Richard Dowse


Richard Dowse PC was an Irish politician, barrister and judge, who was reputed to be the wittiest Parliamentary orator of his time.

Background

He was born in Dungannon, County Tyrone, eldest son of William Dowse and Maria Donaldson. He was educated at the Royal School Dungannon and the University of Dublin. He entered Lincoln's Inn in 1849 and was called to the Irish Bar in 1852. After practicing for some years on the North-Western Circuit, he became Queen's Counsel in 1863 and Third Serjeant in 1867.

Later career

He was elected as Member of Parliament for Londonderry City at the 1868 general election.
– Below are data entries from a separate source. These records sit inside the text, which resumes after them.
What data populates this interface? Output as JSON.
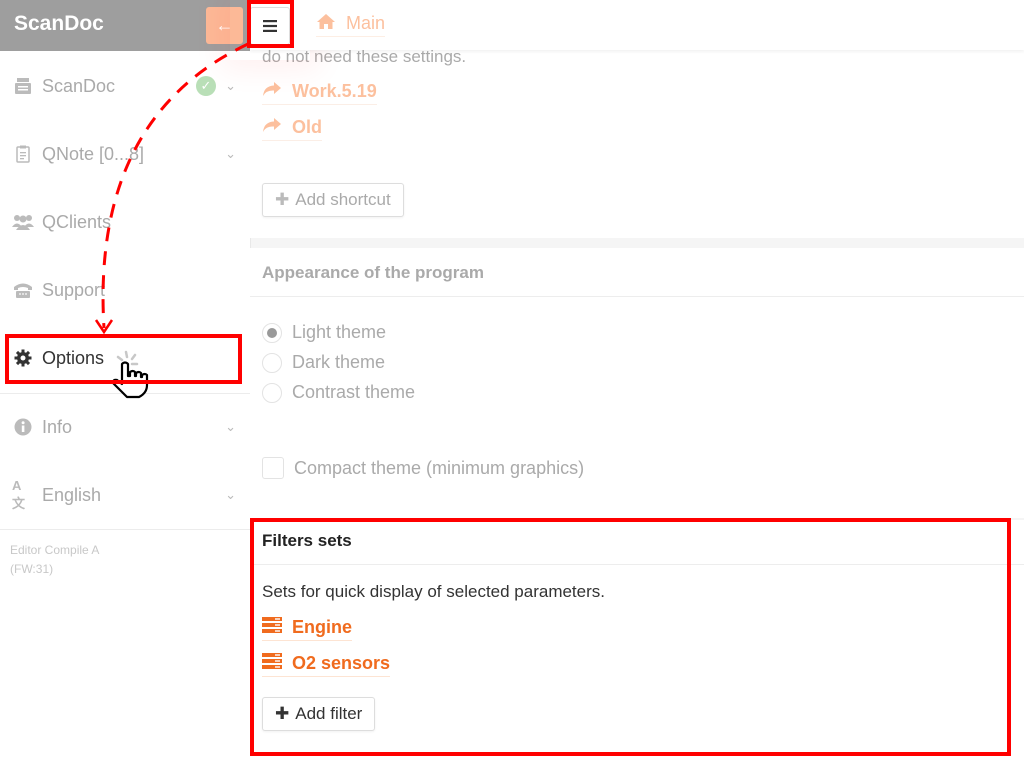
{
  "sidebar": {
    "brand": "ScanDoc",
    "back_icon": "arrow-left-icon",
    "items": [
      {
        "label": "ScanDoc",
        "icon": "printer-icon",
        "has_chevron": true,
        "status_icon": "check-circle-icon"
      },
      {
        "label": "QNote [0...8]",
        "icon": "clipboard-icon",
        "has_chevron": true
      },
      {
        "label": "QClients",
        "icon": "users-icon",
        "has_chevron": false
      },
      {
        "label": "Support",
        "icon": "phone-icon",
        "has_chevron": false
      },
      {
        "label": "Options",
        "icon": "gear-icon",
        "has_chevron": false,
        "active": true
      },
      {
        "label": "Info",
        "icon": "info-icon",
        "has_chevron": true
      },
      {
        "label": "English",
        "icon": "translate-icon",
        "has_chevron": true
      }
    ],
    "footer_line1": "Editor Compile A",
    "footer_line2": "(FW:31)"
  },
  "topbar": {
    "menu_icon": "hamburger-icon",
    "breadcrumb": {
      "icon": "home-icon",
      "label": "Main"
    }
  },
  "shortcuts_card": {
    "description_tail": "do not need these settings.",
    "shortcuts": [
      {
        "label": "Work.5.19",
        "icon": "share-arrow-icon"
      },
      {
        "label": "Old",
        "icon": "share-arrow-icon"
      }
    ],
    "add_button": "Add shortcut"
  },
  "appearance_card": {
    "title": "Appearance of the program",
    "themes": [
      {
        "label": "Light theme",
        "selected": true
      },
      {
        "label": "Dark theme",
        "selected": false
      },
      {
        "label": "Contrast theme",
        "selected": false
      }
    ],
    "compact_label": "Compact theme (minimum graphics)",
    "compact_checked": false
  },
  "filters_card": {
    "title": "Filters sets",
    "description": "Sets for quick display of selected parameters.",
    "filters": [
      {
        "label": "Engine",
        "icon": "list-icon"
      },
      {
        "label": "O2 sensors",
        "icon": "list-icon"
      }
    ],
    "add_button": "Add filter"
  },
  "colors": {
    "accent": "#f06b1e",
    "accent_faded": "#fcc09e",
    "header_gray": "#9e9e9e",
    "highlight": "#ff0000"
  }
}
He was appointed a Baron of the Court of Exchequer in 1872, having served briefly as Attorney-General and Solicitor-General for Ireland
Dowse resided at 38 Mountjoy Square in Dublin's north city centre.
He died suddenly while holding the assizes in Tralee, County Kerry in March 1890.

Family

On 29 December 1852, he married Catherine, daughter of George Moore of Clones.
She died in 1874.

Reputation

He was considered one of the finest and wittiest Parliamentary speakers of the age, and had the ability to crush an opposing speaker. When John Thomas Ball, a future Lord Chancellor of Ireland, asked for the date of a certain event, Dowse replied gravely that he did not have the precise date, but he thought it was about the time when Ball changed his political allegiance in the hope of getting into the House of Commons.
By comparison with his political speeches, his judgements are generally rather dull, and have little value as precedents. He never had much reputation as a lawyer, although he had the virtues of common sense, clarity and simplicity. Delaney refers to a complex habeas corpus application which Dowse disposed of by saying simply "I'm afraid the prisoner must remain in gaol, and he occasionally showed a touch of his celebrated wit in his judgements.
Maurice Healy tells the story of a later judge who refused to follow a judgement of Dowse's, saying unkindly that "the learned Baron was always better known for his wit than his law". Counsel then embarrassed the judge by pointing out that the House of Lords had given an identical judgment.

Legacy

His obituary notice in The Times of 15 March 1890, read
On his retirement from the House of Commons, Punch magazine published a warm tribute to a man whose humour had been "like an oasis in the desert".
Elrington Ball described him as a man who combined great wit with incisive intelligence and a knowledge of the world.